When I was first in the Foreign Service, I was embarrassed that I did not know my own country. So I have always tried to get to know America again whenever I had the chance. It always renews my love of the United States and our people. American diplomats should have a boots-on-the-ground acquaintance with America. It changes enough that you have to go back a lot. I am trying to recall how many times I have gone across most of America, not counting flights. I think it has been five times. Once from California over the northern route, we did most of that on Amtrak. We went from Seattle twice, once south through Utah and Nebraska and from Spokane north through Idaho and South Dakota. We drove from Phoenix through the middle south and I drove from Washington to Phoenix through Wisconsin and then back along the south. I drove maybe a dozen times from DC to Wisconsin. And in August Chrissy & I will make a big circle across the north and then back though the south. We want to make a special point this time of seeing tall grass prairies, Yellowstone, Brice Canyon and Oxford & Elvis’ house in Tupelo, Mississippi. Other than that, we rely on sweet serendipity.
The State Department set up some speaking engagements for me on one of my trips. I talked at Rotary Clubs and international clubs and learned a lot. I was in Amarillo, Texas talking to a group of cowboys and ranchers and I realized I was out of my league. They asked about international trade and I deployed the usual State Department platitudes. But these guys knew international trade. The success of their ranches and farms depended on it.
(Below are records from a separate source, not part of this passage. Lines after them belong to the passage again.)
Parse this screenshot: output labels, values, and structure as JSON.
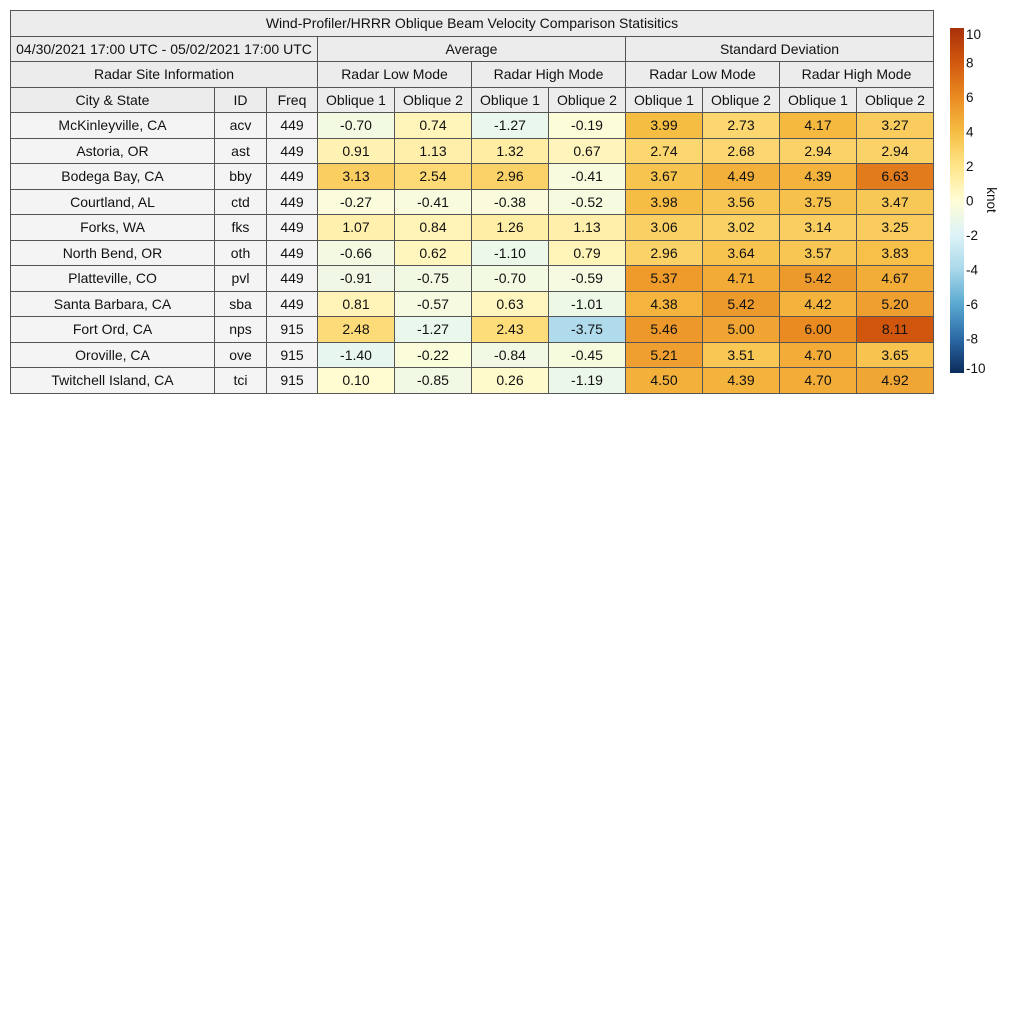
{
  "title": "Wind-Profiler/HRRR Oblique Beam Velocity Comparison Statisitics",
  "date_range": "04/30/2021 17:00 UTC - 05/02/2021 17:00 UTC",
  "group_average": "Average",
  "group_std": "Standard Deviation",
  "site_info_label": "Radar Site Information",
  "mode_low": "Radar Low Mode",
  "mode_high": "Radar High Mode",
  "col_city": "City & State",
  "col_id": "ID",
  "col_freq": "Freq",
  "beam_1": "Oblique 1",
  "beam_2": "Oblique 2",
  "colorbar_label": "knot",
  "chart_data": {
    "type": "table",
    "title": "Wind-Profiler/HRRR Oblique Beam Velocity Comparison Statisitics",
    "colorbar": {
      "label": "knot",
      "range": [
        -10,
        10
      ],
      "ticks": [
        -10,
        -8,
        -6,
        -4,
        -2,
        0,
        2,
        4,
        6,
        8,
        10
      ],
      "colors": [
        "#0b2b5a",
        "#2c6aa6",
        "#5aa9d1",
        "#a9d8ea",
        "#ddf3f8",
        "#fffdd6",
        "#ffe589",
        "#f6bd43",
        "#ea8b22",
        "#d2580e",
        "#a8300a"
      ]
    },
    "columns": [
      "Avg Low Oblique 1",
      "Avg Low Oblique 2",
      "Avg High Oblique 1",
      "Avg High Oblique 2",
      "Std Low Oblique 1",
      "Std Low Oblique 2",
      "Std High Oblique 1",
      "Std High Oblique 2"
    ],
    "rows": [
      {
        "city": "McKinleyville, CA",
        "id": "acv",
        "freq": "449",
        "values": [
          "-0.70",
          "0.74",
          "-1.27",
          "-0.19",
          "3.99",
          "2.73",
          "4.17",
          "3.27"
        ]
      },
      {
        "city": "Astoria, OR",
        "id": "ast",
        "freq": "449",
        "values": [
          "0.91",
          "1.13",
          "1.32",
          "0.67",
          "2.74",
          "2.68",
          "2.94",
          "2.94"
        ]
      },
      {
        "city": "Bodega Bay, CA",
        "id": "bby",
        "freq": "449",
        "values": [
          "3.13",
          "2.54",
          "2.96",
          "-0.41",
          "3.67",
          "4.49",
          "4.39",
          "6.63"
        ]
      },
      {
        "city": "Courtland, AL",
        "id": "ctd",
        "freq": "449",
        "values": [
          "-0.27",
          "-0.41",
          "-0.38",
          "-0.52",
          "3.98",
          "3.56",
          "3.75",
          "3.47"
        ]
      },
      {
        "city": "Forks, WA",
        "id": "fks",
        "freq": "449",
        "values": [
          "1.07",
          "0.84",
          "1.26",
          "1.13",
          "3.06",
          "3.02",
          "3.14",
          "3.25"
        ]
      },
      {
        "city": "North Bend, OR",
        "id": "oth",
        "freq": "449",
        "values": [
          "-0.66",
          "0.62",
          "-1.10",
          "0.79",
          "2.96",
          "3.64",
          "3.57",
          "3.83"
        ]
      },
      {
        "city": "Platteville, CO",
        "id": "pvl",
        "freq": "449",
        "values": [
          "-0.91",
          "-0.75",
          "-0.70",
          "-0.59",
          "5.37",
          "4.71",
          "5.42",
          "4.67"
        ]
      },
      {
        "city": "Santa Barbara, CA",
        "id": "sba",
        "freq": "449",
        "values": [
          "0.81",
          "-0.57",
          "0.63",
          "-1.01",
          "4.38",
          "5.42",
          "4.42",
          "5.20"
        ]
      },
      {
        "city": "Fort Ord, CA",
        "id": "nps",
        "freq": "915",
        "values": [
          "2.48",
          "-1.27",
          "2.43",
          "-3.75",
          "5.46",
          "5.00",
          "6.00",
          "8.11"
        ]
      },
      {
        "city": "Oroville, CA",
        "id": "ove",
        "freq": "915",
        "values": [
          "-1.40",
          "-0.22",
          "-0.84",
          "-0.45",
          "5.21",
          "3.51",
          "4.70",
          "3.65"
        ]
      },
      {
        "city": "Twitchell Island, CA",
        "id": "tci",
        "freq": "915",
        "values": [
          "0.10",
          "-0.85",
          "0.26",
          "-1.19",
          "4.50",
          "4.39",
          "4.70",
          "4.92"
        ]
      }
    ]
  }
}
I realized that my fancy-pants education needed some real world leavening and I have been seeking it ever since. I try to ask more than I tell these days.
I hate it when educated fools – unfortunately often people like me – denigrate “ordinary” Americans. They talk about “fly over country” or “rednecks.” They wonder loudly why “those people” think as they do, make special efforts to point out the worst. It is a myth, a caricature. My experience with real Americans is that my people are among the friendliest and most open people in all the world. They know what they need to know, as the cowboys in Amarillo taught me, or the gas drillers in Dakota or my neighbors near the tree farms. I am looking forward soon to learning some more.
I will be back in the U.S. in August. The State Department, in its wisdom, gives me a month of “home leave.” Home leave is statutory. Congress doesn’t want American diplomats to stray too far from our roots and the people who pay us so they require we spend some quality time with America. The law is that we have to spend non-working time in America, i.e. we cannot go anywhere else, and I think that is just fine. I love to wander the U.S. I really have a great job. They “make” me do what I want to do. So I am finishing up in Brazil and soon to be back in the U.S.
The lines from TS Eliot come to mind, “We shall not cease from exploration, and the end of all our exploring will be to arrive where we started and know the place for the first time.” But I don’t think we ever really know the place. That is what keeps life fresh.
My Smithsonian job starts on September 1. That will be a new adventure.
John, I like much of what your write. This particularly caught my eye as a former Peace Corps volunteer, when I returned, I had to be reacquainted with “America.”
This is well written and insightful.
What will you be doing with the Smithsonian?